虞闲止还在看书:“嗯,我那株灵血娇养出来的筑长城已经用在他身上了,身躯无碍,只要去酆都找人为他招魂就好。”
温宗主退而求其次叹了口气:“能活着便好。”
连雪河下意识摸索着腕间的金镯,有些不自在看了李归昼一眼。
他甚少在长辈面前如此受宠,闯出如此大的祸事,竟然没有挨半句骂,只觉得新奇得不得了。
李归昼对上他的视线,却只是轻轻蹙眉躲开。
连雪河捏金镯的手一紧。
他是看出什么了?
不对。
若真的瞧出徒弟躯壳里换了人,李归昼不可能是这个避之若浼的反应。
那是……对他草菅人命拿人血入药的行径失望了?
连雪河没来由生出一种被误解的委屈和怒意,明明是他鸠占鹊巢却心里把连行淞骂了个狗血淋头,恶事做尽却留下烂摊子让他收拾。
连雪河说不出多少话,解释了也没人去听,只能强撑着坐直身体维持着颜面。
失望,嫌弃?
他并不在乎。
李归昼余光瞥见连雪河这副模样,却令他愣了下神。
温宗主摆了摆手:“你们先回去,让我想想,让我想想。”
这摊子虽然烂,但有了之前的经验,温宗主接受良好,就是得动脑子思考下该怎么给这个师侄兜底。
虞闲止心很大,“哦”了声,推着连雪河就要溜。
李归昼叫住他:“淞儿?”
连雪河顿了顿,只是侧了下身,没去看他:“嗯?”
李归昼不中用的眼睛在他徒儿懵懂乖巧的脸上看了会,没等到歇斯底里的怒骂,不知怎么忽然心情大好,笑了声:“没事儿,去玩吧。”
连雪河歪了歪头,满头雾水地给虞闲止推走。
虞闲止很爱学习,不疯癫时很不喜欢说话,连雪河大招被封,两人一路无言。
金错台在太伏学宫内,连雪河回去的路上不少朝气蓬勃的学子全都探头探脑地看他,所过之处能听到一地的“嘶嘶”声,还以为整窝毒蛇出洞。
虞闲止冷冷扫了一圈。
群蛇长腿一溜烟跑了。
虞闲止一边推轮椅一边看医书,刚到金错台他视线在书上一定,忽然止住了脚步。
连雪河回头:“嗯?怎……”
虞闲止面无表情注视着医书上标注着「骨生花」的那薄薄一页,咔哒一声阖上,推着轮椅转了个方向。
“去知机楼。”
***
太伏宗上空,一只鹰展翅翱翔,呼啸飞过万千山河,悄无声息落入外宗的接待处。
凭崖抬臂,让鹰落下。
鹰口吐人言:“可寻到殷再去了?”
凭崖恭敬道:“回主上,有了线索「清浊胎」的气血在一个小辈身上出现,不过此人身份尊贵,强行出手恐怕会引得太伏道宗那些老不死的动怒。”

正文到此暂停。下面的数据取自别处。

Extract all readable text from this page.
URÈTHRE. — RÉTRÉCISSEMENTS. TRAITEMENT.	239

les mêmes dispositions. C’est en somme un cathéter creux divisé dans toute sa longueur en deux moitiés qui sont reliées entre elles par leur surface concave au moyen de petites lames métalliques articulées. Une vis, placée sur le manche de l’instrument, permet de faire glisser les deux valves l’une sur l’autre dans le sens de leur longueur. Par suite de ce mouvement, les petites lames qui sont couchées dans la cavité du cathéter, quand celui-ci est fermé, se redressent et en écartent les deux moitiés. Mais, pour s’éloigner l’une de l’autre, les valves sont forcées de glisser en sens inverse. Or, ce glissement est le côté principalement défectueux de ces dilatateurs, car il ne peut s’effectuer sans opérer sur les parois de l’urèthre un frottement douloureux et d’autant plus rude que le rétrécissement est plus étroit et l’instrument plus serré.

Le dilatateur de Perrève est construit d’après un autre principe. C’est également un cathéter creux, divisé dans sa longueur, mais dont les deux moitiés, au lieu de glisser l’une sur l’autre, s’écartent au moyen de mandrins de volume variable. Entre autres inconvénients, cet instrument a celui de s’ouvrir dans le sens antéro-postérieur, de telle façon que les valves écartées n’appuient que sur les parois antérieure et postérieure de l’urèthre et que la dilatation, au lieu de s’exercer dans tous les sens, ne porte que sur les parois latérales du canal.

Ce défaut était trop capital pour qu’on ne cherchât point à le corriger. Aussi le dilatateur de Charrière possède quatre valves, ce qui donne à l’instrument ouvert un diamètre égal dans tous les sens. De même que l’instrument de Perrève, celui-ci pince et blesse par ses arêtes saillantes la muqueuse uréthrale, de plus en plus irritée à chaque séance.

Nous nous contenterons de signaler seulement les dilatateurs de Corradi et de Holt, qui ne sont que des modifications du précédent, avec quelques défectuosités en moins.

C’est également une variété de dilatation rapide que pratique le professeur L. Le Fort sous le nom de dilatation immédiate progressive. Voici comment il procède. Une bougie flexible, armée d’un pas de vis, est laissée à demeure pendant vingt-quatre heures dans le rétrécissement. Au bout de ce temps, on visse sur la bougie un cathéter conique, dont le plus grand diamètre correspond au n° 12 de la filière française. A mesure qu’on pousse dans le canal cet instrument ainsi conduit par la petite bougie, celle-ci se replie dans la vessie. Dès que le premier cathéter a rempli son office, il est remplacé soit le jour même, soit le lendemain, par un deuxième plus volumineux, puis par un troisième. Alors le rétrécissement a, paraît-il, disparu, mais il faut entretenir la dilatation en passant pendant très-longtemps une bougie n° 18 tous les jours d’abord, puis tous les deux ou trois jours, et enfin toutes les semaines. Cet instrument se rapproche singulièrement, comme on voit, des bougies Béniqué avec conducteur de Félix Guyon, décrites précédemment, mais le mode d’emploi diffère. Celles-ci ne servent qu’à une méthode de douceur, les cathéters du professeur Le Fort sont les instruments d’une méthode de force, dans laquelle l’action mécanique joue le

鹰闷咳了声,声音沙哑,透露出一股行将就木的腐烂,慢吞吞道:“这个月七场天谴灭世,天谴之力侵蚀得愈浓,我这副躯壳已支撑不了多久。”
凭崖颔首:“我定会为主上将殷再去带回蛮荒。”
鹰道:“如何做?”
凭崖苍老的眸瞳浮现一抹精光:“太伏道宗有补天石、鸿磐有紫微气来躲避天谴,但并非无坚不摧。”
只要借运引来天谴,没人会留着殷再去这个源头。
鹰仰天长啸,展翅而飞。
殷裁倏地抬头,警惕望着天幕。
太伏道宗上空唯有仙鹤可御风翩然飞舞虽然也不懂为何那么多仙鹤啥也不干就飞来飞去,也不嫌头晕。
殷裁猜测可能是为了美观。
殷裁没看到熟悉的巨鹰,将视线收回,笑自己草木皆兵。
偌大金错台空无一人,知机楼停在后院宽阔的空地上,殷裁抬步上前,尝试着操控神仙木。
咔哒。
知机楼感知主人假魂的气息,毫不设防地对殷裁敞开大门,很快就扩开半个庭院。
躯壳和殷癸关在一处。
殷裁轻车熟路走进去,看了看飘浮半空的躯壳。
一丝能将天谴消解于无形的紫微气、和用灵血浇筑养出来的筑长城,这两样天材地宝砸下去,躯壳竟比最开始还要凝实。
就连卡了半年的八重境壁垒也在隐隐松动。
若他寻到法子摆脱这具傀儡壳子,回归本体后怕是能一举九重境。
捏死个凭崖,杀回蛮荒九域,轻而易举。
殷裁唇角翘了翘,抬手一挥,几根神仙木组成的牢笼忽地散开,将里头关小黑屋的殷癸放了出来。
蛮荒九域天谴频发,能活下来的全都是八字硬得可怕的狠茬。
殷癸几乎被陶消打死,被关了这么久依然活蹦乱跳,刚出来就要宰人。
殷裁漫不经心地微一侧头躲开殷癸的攻击,长腿迈起毫不客气将人踩在脚下,居高临下望着他:“蠢货,认人吗你?”
殷癸死死咬着牙满脸凶恶,展示高超的辨认技能:“恶人的走狗!”
殷裁:“……”
殷裁俯下身一巴掌扇过去,啪地一声脆响。
殷癸还是像狼一样瞪着他。
殷裁翻了白眼,抬脚将人一踢,并指化为锋利兵刃朝着自己的躯壳而去。
“少主!”
殷癸一惊,立刻拼了命地扑上前来,企图挡住那能致命的罡风利刃。
那森寒杀意已在眼前,却像是一道小旋风轻轻扫过殷癸的面容,带起一绺带血的乌发。